| 1:32 pm on Nov 21, 2009 (gmt 0)|
Usually, http and https are set up as two different 'servers' or 'accounts' in your web hosting. If this is the case, then put a robots.txt file into your https/SSL server with
|# Disallow all robots from fetching all resources |
Another option is to detect unwanted requests for https and redirect them using a 301-Moved Permanently redirect to the canonical URL using the http protocol instead.
How you'd do that depends on your server type and version, your coding skills, and your preferences.
Why did Google index those URLs? Because you allowed it to do so, and someone, somewhere linked to the https 'version' of your site -- either accidentally or maliciously.
| 9:40 pm on Nov 21, 2009 (gmt 0)|
I force all my mixed SSL/non-SSL sites to non-SSL with the Canonical tag. Seems to work.
I also detect the user-agent and if it's not obviously a browser I kill SSL links. As far as I'm concerned my sites' SSL pages should not be visible until the ordering process begins, so they are of no concern to SEs.
| 4:14 pm on Nov 23, 2009 (gmt 0)|
Thanks Guys.. for a great and useful replies.. :) thanks a lot
| 12:43 pm on Nov 30, 2009 (gmt 0)|
I don't like the idea of forcing redirects from SSL to non-SSL even for spiders as they will index the page with http. Because secure scripts have to run in https and should have specific code to verify this.

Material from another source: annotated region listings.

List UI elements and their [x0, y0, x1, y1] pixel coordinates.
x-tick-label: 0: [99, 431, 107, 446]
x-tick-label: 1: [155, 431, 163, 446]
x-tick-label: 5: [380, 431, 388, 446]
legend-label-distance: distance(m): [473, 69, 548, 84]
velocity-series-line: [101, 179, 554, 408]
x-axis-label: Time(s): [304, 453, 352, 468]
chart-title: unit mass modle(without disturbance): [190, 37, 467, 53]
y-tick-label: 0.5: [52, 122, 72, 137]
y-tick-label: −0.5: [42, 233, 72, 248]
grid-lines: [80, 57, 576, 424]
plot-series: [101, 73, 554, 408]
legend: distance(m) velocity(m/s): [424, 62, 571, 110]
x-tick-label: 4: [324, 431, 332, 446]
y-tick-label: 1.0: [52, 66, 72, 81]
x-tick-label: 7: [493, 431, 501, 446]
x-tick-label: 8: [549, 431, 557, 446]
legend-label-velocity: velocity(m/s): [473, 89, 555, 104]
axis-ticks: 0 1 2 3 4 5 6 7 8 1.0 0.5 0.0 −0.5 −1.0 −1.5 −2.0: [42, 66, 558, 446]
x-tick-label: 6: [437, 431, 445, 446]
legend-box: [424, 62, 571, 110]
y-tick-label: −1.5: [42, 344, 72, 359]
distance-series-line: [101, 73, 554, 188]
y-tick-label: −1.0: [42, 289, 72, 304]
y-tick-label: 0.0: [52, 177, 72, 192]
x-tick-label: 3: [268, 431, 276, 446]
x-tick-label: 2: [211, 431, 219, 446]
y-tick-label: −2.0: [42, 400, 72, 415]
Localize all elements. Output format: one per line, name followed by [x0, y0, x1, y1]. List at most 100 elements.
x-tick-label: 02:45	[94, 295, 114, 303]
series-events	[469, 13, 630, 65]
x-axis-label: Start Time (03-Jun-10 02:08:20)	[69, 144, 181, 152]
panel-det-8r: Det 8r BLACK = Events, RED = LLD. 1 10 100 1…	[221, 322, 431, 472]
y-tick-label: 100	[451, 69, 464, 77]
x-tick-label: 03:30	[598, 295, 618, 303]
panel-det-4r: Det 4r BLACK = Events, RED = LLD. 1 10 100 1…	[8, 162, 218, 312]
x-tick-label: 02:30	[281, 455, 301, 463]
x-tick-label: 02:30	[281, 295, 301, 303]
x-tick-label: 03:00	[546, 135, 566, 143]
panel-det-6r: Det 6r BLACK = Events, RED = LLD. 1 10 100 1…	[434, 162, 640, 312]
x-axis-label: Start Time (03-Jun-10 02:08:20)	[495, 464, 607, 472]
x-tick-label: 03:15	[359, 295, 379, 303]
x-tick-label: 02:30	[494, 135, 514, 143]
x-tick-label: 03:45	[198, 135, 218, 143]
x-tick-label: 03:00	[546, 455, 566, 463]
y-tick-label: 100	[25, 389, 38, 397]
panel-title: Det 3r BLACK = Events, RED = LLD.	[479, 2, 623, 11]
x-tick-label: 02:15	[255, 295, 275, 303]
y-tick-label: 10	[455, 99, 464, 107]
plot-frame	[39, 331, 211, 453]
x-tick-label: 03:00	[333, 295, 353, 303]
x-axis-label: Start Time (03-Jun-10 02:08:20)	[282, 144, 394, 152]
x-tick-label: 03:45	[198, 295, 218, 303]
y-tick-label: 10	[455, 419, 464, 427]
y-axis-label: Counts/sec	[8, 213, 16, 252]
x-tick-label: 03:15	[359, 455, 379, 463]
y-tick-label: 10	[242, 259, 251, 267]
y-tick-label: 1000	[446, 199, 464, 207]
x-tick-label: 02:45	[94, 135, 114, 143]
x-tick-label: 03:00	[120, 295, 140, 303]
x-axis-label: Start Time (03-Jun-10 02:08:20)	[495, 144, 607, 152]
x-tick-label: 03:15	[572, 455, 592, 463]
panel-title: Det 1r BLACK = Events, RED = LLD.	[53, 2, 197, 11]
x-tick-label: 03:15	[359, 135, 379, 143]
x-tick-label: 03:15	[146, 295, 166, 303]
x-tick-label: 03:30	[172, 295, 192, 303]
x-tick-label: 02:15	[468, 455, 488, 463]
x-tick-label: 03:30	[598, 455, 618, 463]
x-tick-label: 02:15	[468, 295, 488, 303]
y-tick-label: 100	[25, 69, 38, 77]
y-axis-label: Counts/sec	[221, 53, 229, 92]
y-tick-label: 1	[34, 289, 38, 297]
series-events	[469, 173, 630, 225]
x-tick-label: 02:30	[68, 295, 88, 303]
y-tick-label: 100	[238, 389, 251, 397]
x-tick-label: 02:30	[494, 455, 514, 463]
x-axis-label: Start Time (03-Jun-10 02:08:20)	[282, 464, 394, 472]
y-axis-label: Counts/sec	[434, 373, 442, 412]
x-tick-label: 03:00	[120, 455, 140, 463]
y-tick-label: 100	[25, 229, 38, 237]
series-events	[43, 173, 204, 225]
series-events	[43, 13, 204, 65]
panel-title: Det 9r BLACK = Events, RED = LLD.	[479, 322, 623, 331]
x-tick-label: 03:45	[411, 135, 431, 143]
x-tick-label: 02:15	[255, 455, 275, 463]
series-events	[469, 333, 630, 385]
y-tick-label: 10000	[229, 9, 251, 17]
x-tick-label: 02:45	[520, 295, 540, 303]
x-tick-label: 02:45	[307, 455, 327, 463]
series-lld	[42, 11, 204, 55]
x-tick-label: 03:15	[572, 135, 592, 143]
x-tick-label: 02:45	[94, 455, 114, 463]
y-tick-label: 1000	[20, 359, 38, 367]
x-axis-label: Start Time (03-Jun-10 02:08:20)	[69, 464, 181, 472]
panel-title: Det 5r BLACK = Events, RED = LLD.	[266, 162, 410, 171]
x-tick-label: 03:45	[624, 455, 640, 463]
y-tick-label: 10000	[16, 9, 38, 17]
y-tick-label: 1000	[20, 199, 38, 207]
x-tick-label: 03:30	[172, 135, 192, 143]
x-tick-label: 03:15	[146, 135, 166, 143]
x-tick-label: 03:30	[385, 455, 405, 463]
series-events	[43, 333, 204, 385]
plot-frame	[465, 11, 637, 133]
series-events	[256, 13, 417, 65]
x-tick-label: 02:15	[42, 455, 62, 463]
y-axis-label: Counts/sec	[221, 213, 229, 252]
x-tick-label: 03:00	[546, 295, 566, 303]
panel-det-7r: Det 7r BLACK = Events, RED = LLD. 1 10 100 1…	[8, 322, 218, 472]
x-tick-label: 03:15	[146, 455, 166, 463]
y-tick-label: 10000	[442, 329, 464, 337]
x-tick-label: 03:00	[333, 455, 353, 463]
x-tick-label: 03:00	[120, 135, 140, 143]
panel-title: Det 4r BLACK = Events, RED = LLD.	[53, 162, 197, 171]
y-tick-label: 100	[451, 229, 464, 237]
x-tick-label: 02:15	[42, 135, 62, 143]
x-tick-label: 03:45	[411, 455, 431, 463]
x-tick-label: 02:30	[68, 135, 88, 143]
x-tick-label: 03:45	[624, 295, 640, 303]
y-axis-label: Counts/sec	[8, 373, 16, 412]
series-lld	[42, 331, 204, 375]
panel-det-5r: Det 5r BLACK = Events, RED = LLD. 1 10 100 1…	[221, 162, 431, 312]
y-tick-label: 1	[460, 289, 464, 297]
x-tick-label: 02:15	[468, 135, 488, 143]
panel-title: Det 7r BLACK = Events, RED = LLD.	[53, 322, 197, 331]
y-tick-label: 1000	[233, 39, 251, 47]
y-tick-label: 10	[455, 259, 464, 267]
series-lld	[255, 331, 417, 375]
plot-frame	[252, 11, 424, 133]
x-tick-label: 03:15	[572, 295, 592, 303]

In other words if I run a store, I don't want a customer to get in the create account page in http. So one way to get around it is to use the meta-tags for noindex/nofollow and rel=nofollow property to the links that point to various SSL pages I don't want SEs to index. Or some text form instead of links so spiders cannot follow.
| 6:20 pm on Nov 30, 2009 (gmt 0)|
Thanks Guys.. the problem is fixed by adding two different robots.txt file... I have used one rotbos.txt file with allow option and other was used to tell sppiders to don't index pages with https:// .. this has also resolved with one robots.txt file .. but due to bothering... I just used two different rotbots.txt file to avoid bothering.. :)
| 10:01 pm on Nov 30, 2009 (gmt 0)|
Enigma1: Note my second paragraph.
Basically, on my sites only sensitive pages (eg payment) are fed via SSL. Any other page (eg product, "about") is publicly visible and fed via non-SSL and available to visitors and SE bots.
Exceptions are T&C, AUP and suchlike which I feel are seldom of any business to SEs. Hence I remove links to those pages entirely and to (eg) carts and payment pages if I sniff an SE bot IP - in fact anything that does not seems to be a browser.
Customers are switched between SSL/non-SSL according to page sensitivity so should never see (eg) a standard product page via SSL and vice versa.
The canonical is to ensure that if some toolbar (whatever) feeds an SSL page to an SE and it tries to follow it with a bot then the page is correctly reassigned to non-SSL. If the bot tries to read a cart or payment page it gets fed a 405 or similar. Ditto for most contact forms.
You cannot bet on SEs getting it right. Some of them (alright, ALL of them) are sometimes very invasive and one has to resort to "firewall" and other methods of rebuttal.